Gluten avoidance is the criterion standard in treatment for dermatitis herpetiformis and the intestinal gluten-sensitive enteropathy of the usually associated celiac disease. Cases refractory to gluten-free diet often require dapsone or sulfapyridine therapy. Despite significant pruritus and widespread dermatitis significantly affecting our patient's quality of life, dapsone therapy was not feasible in our patient in the setting of hyperbilirubinemia and active hemolytic anemia. Case report studies suggest that rituximab for celiac disease may be successful.1,2 Similarly, Go et al3 showed that refractory cases of AIHA may be treated with rituximab with varying degrees of success.

Furthermore, Albers et al4 reported an 80-year-old man successfully treated to achieve clinical and serologic resolution of dermatitis herpetiformis (test results for transglutaminase 2 and 3 were negative after 13 months of therapy) with rituximab after failure of high-dose prednisone and azathioprine. Our patient's situation was complicated by Evans syndrome and steroid-induced hyperglycemia, which made standard treatment even more difficult.

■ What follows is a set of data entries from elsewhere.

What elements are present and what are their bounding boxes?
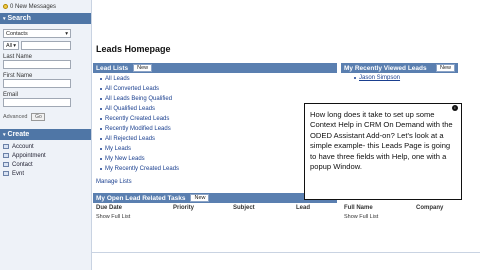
list-item[interactable]: My Leads: [100, 144, 179, 154]
column-full-name[interactable]: Full Name: [344, 205, 416, 211]
appointment-icon: [3, 153, 9, 158]
contact-icon: [3, 162, 9, 167]
go-button[interactable]: Go: [31, 113, 46, 121]
bullet-icon: [100, 98, 102, 100]
column-priority[interactable]: Priority: [173, 205, 233, 211]
bullet-icon: [100, 78, 102, 80]
lead-lists-title: Lead Lists: [96, 64, 129, 72]
create-item-label: Appointment: [12, 152, 46, 159]
create-list: Account Appointment Contact Evnt: [0, 140, 91, 180]
create-item-event[interactable]: Evnt: [3, 169, 88, 178]
open-tasks-title: My Open Lead Related Tasks: [96, 194, 186, 202]
messages-label: 0 New Messages: [10, 3, 57, 10]
list-item[interactable]: My Recently Created Leads: [100, 164, 179, 174]
bullet-icon: [100, 148, 102, 150]
bullet-icon: [100, 108, 102, 110]
manage-lists-link[interactable]: Manage Lists: [96, 179, 132, 185]
open-tasks-header: My Open Lead Related Tasks New: [93, 193, 337, 203]
sidebar: 0 New Messages ▾ Search Contacts ▾ All ▾…: [0, 0, 92, 270]
recent-lead-link[interactable]: Jason Simpson: [354, 75, 400, 81]
list-item-label: All Leads Being Qualified: [105, 96, 173, 102]
divider: [92, 252, 480, 253]
create-item-label: Account: [12, 143, 34, 150]
list-item[interactable]: All Leads: [100, 74, 179, 84]
lead-lists-header: Lead Lists New: [93, 63, 337, 73]
advanced-search-link[interactable]: Advanced: [3, 114, 27, 120]
new-lead-button[interactable]: New: [435, 64, 455, 72]
help-popup: i How long does it take to set up some C…: [304, 103, 462, 200]
list-item-label: Recently Modified Leads: [105, 126, 171, 132]
scope-select[interactable]: All ▾: [3, 41, 19, 50]
collapse-arrow-icon: ▾: [3, 131, 6, 138]
list-item[interactable]: Recently Modified Leads: [100, 124, 179, 134]
last-name-field[interactable]: [3, 60, 71, 69]
bullet-icon: [100, 138, 102, 140]
list-item-label: My Leads: [105, 146, 132, 152]
create-header-label: Create: [7, 131, 30, 138]
page-title: Leads Homepage: [96, 44, 171, 54]
event-icon: [3, 171, 9, 176]
bullet-icon: [354, 77, 356, 79]
list-item-label: All Leads: [105, 76, 130, 82]
message-icon: [3, 4, 8, 9]
search-header-label: Search: [7, 15, 31, 22]
new-lead-list-button[interactable]: New: [133, 64, 153, 72]
column-lead[interactable]: Lead: [296, 205, 344, 211]
scope-text-field[interactable]: [21, 41, 71, 50]
recently-viewed-header: My Recently Viewed Leads New: [341, 63, 458, 73]
right-column-headers: Lead Full Name Company: [296, 205, 476, 211]
list-item-label: Recently Created Leads: [105, 116, 170, 122]
list-item[interactable]: Recently Created Leads: [100, 114, 179, 124]
list-item[interactable]: All Leads Being Qualified: [100, 94, 179, 104]
tasks-show-full-list-link[interactable]: Show Full List: [96, 214, 130, 220]
column-company[interactable]: Company: [416, 205, 476, 211]
record-type-select[interactable]: Contacts ▾: [3, 29, 71, 38]
create-item-contact[interactable]: Contact: [3, 160, 88, 169]
account-icon: [3, 144, 9, 149]
list-item-label: All Qualified Leads: [105, 106, 156, 112]
bullet-icon: [100, 168, 102, 170]
bullet-icon: [100, 118, 102, 120]
email-field[interactable]: [3, 98, 71, 107]
list-item-label: My Recently Created Leads: [105, 166, 180, 172]
recent-lead-label: Jason Simpson: [359, 75, 401, 81]
help-popup-text: How long does it take to set up some Con…: [310, 110, 453, 172]
bullet-icon: [100, 128, 102, 130]
list-item-label: My New Leads: [105, 156, 145, 162]
create-item-account[interactable]: Account: [3, 142, 88, 151]
create-item-appointment[interactable]: Appointment: [3, 151, 88, 160]
messages-bar[interactable]: 0 New Messages: [0, 0, 91, 13]
list-item-label: All Converted Leads: [105, 86, 160, 92]
list-item[interactable]: All Rejected Leads: [100, 134, 179, 144]
list-item-label: All Rejected Leads: [105, 136, 156, 142]
list-item[interactable]: All Qualified Leads: [100, 104, 179, 114]
record-type-value: Contacts: [6, 30, 28, 37]
lead-lists: All Leads All Converted Leads All Leads …: [100, 74, 179, 174]
create-item-label: Evnt: [12, 170, 25, 177]
dropdown-icon: ▾: [13, 42, 16, 49]
info-icon[interactable]: i: [452, 105, 458, 111]
list-item[interactable]: My New Leads: [100, 154, 179, 164]
create-section-header[interactable]: ▾ Create: [0, 129, 91, 140]
new-task-button[interactable]: New: [190, 194, 210, 202]
dropdown-icon: ▾: [65, 30, 68, 37]
collapse-arrow-icon: ▾: [3, 15, 6, 22]
right-show-full-list-link[interactable]: Show Full List: [344, 214, 378, 220]
recently-viewed-title: My Recently Viewed Leads: [344, 64, 427, 72]
search-section-header[interactable]: ▾ Search: [0, 13, 91, 24]
bullet-icon: [100, 88, 102, 90]
bullet-icon: [100, 158, 102, 160]
column-due-date[interactable]: Due Date: [93, 205, 173, 211]
scope-value: All: [6, 42, 13, 49]
first-name-field[interactable]: [3, 79, 71, 88]
list-item[interactable]: All Converted Leads: [100, 84, 179, 94]
create-item-label: Contact: [12, 161, 33, 168]
search-panel: Contacts ▾ All ▾ Last Name First Name Em…: [0, 24, 91, 123]
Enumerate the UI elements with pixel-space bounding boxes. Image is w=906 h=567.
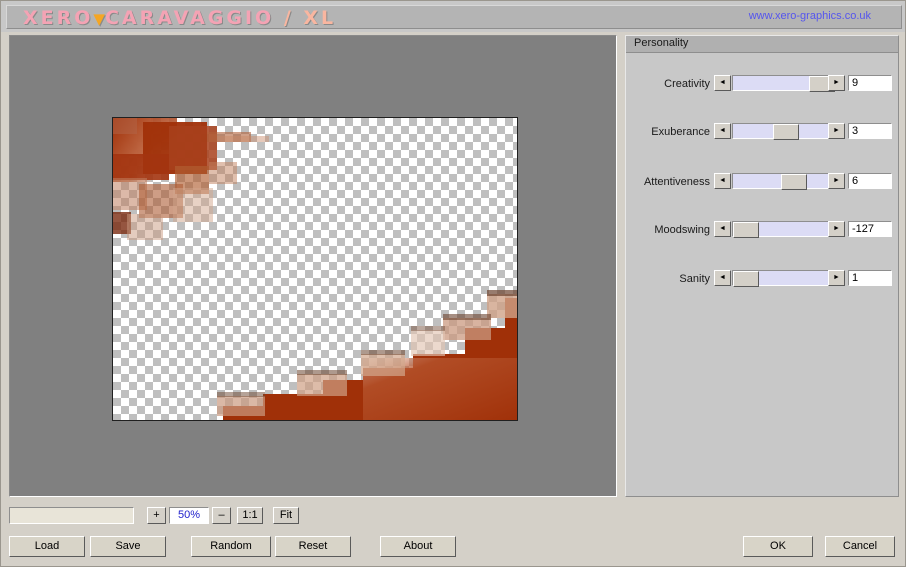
reset-button[interactable]: Reset [275, 536, 351, 557]
title-bar: XERO▼CARAVAGGIO / XL www.xero-graphics.c… [1, 1, 905, 32]
slider-row-attentiveness: Attentiveness ◄ ► 6 [626, 173, 898, 191]
slider-label-exuberance: Exuberance [651, 126, 710, 138]
zoom-level-display[interactable]: 50% [169, 507, 209, 524]
zoom-out-button[interactable]: – [212, 507, 231, 524]
artwork-layer [113, 118, 517, 420]
slider-row-sanity: Sanity ◄ ► 1 [626, 270, 898, 288]
random-button[interactable]: Random [191, 536, 271, 557]
slider-track-moodswing[interactable] [732, 221, 838, 238]
slider-track-creativity[interactable] [732, 75, 838, 92]
slider-thumb-attentiveness[interactable] [781, 174, 807, 190]
slider-row-exuberance: Exuberance ◄ ► 3 [626, 123, 898, 141]
slider-label-moodswing: Moodswing [654, 224, 710, 236]
slider-decrement-creativity[interactable]: ◄ [714, 75, 731, 91]
slider-increment-sanity[interactable]: ► [828, 270, 845, 286]
app-brand-title: XERO▼CARAVAGGIO / XL [23, 7, 336, 29]
slider-track-exuberance[interactable] [732, 123, 838, 140]
slider-increment-moodswing[interactable]: ► [828, 221, 845, 237]
image-viewport[interactable] [9, 35, 617, 497]
zoom-actual-size-button[interactable]: 1:1 [237, 507, 263, 524]
about-button[interactable]: About [380, 536, 456, 557]
slider-value-sanity[interactable]: 1 [848, 270, 892, 286]
load-button[interactable]: Load [9, 536, 85, 557]
slider-increment-creativity[interactable]: ► [828, 75, 845, 91]
artwork-top-left-cluster [113, 118, 269, 240]
personality-panel-header: Personality [626, 36, 898, 53]
caravaggio-xl-window: XERO▼CARAVAGGIO / XL www.xero-graphics.c… [0, 0, 906, 567]
slider-value-moodswing[interactable]: -127 [848, 221, 892, 237]
slider-row-creativity: Creativity ◄ ► 9 [626, 75, 898, 93]
slider-track-attentiveness[interactable] [732, 173, 838, 190]
title-bar-inner: XERO▼CARAVAGGIO / XL www.xero-graphics.c… [6, 5, 902, 29]
slider-thumb-exuberance[interactable] [773, 124, 799, 140]
slider-thumb-sanity[interactable] [733, 271, 759, 287]
slider-label-sanity: Sanity [679, 273, 710, 285]
slider-decrement-exuberance[interactable]: ◄ [714, 123, 731, 139]
slider-decrement-sanity[interactable]: ◄ [714, 270, 731, 286]
slider-decrement-attentiveness[interactable]: ◄ [714, 173, 731, 189]
personality-panel: Personality Creativity ◄ ► 9 Exuberance … [625, 35, 899, 497]
brand-xl: / XL [283, 7, 337, 29]
cancel-button[interactable]: Cancel [825, 536, 895, 557]
brand-caravaggio: CARAVAGGIO [104, 7, 275, 29]
slider-value-exuberance[interactable]: 3 [848, 123, 892, 139]
brand-xero: XERO [23, 7, 94, 29]
ok-button[interactable]: OK [743, 536, 813, 557]
slider-value-creativity[interactable]: 9 [848, 75, 892, 91]
slider-increment-attentiveness[interactable]: ► [828, 173, 845, 189]
triangle-icon: ▼ [93, 10, 105, 28]
personality-panel-title: Personality [634, 37, 689, 49]
slider-thumb-moodswing[interactable] [733, 222, 759, 238]
save-button[interactable]: Save [90, 536, 166, 557]
site-url-link[interactable]: www.xero-graphics.co.uk [749, 10, 871, 22]
slider-label-attentiveness: Attentiveness [643, 176, 710, 188]
slider-value-attentiveness[interactable]: 6 [848, 173, 892, 189]
slider-decrement-moodswing[interactable]: ◄ [714, 221, 731, 237]
status-progress-bar [9, 507, 134, 524]
slider-label-creativity: Creativity [664, 78, 710, 90]
slider-row-moodswing: Moodswing ◄ ► -127 [626, 221, 898, 239]
artwork-bottom-right-staircase [217, 290, 517, 420]
zoom-fit-button[interactable]: Fit [273, 507, 299, 524]
slider-increment-exuberance[interactable]: ► [828, 123, 845, 139]
slider-track-sanity[interactable] [732, 270, 838, 287]
zoom-in-button[interactable]: + [147, 507, 166, 524]
transparent-canvas[interactable] [112, 117, 518, 421]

After treatment with rituximab, our patient experienced improvement in both his dermatitis herpetiformis in the setting of celiac disease as well as in his AIHA. He also has a theoretical lowered risk of mucosa-associated lymphoid tissue lymphoma, because there is no longer a mechanism of inflammation with the targeted loss of CD20+ cells and memory B cells from treatment.5

In our patient's case, rituximab proved to be effective therapy, as reported during follow-up. Although he reports occasional minor flares of dermatitis herpetiformis, he denies any widespread involvement, and his hemoglobin and platelet counts remain stable. This suggests that rituximab for dermatitis herpetiformis in the setting of autoimmune disease may be an effective treatment option.

Footnotes

Funding sources: None.

Conflicts of interest: None disclosed.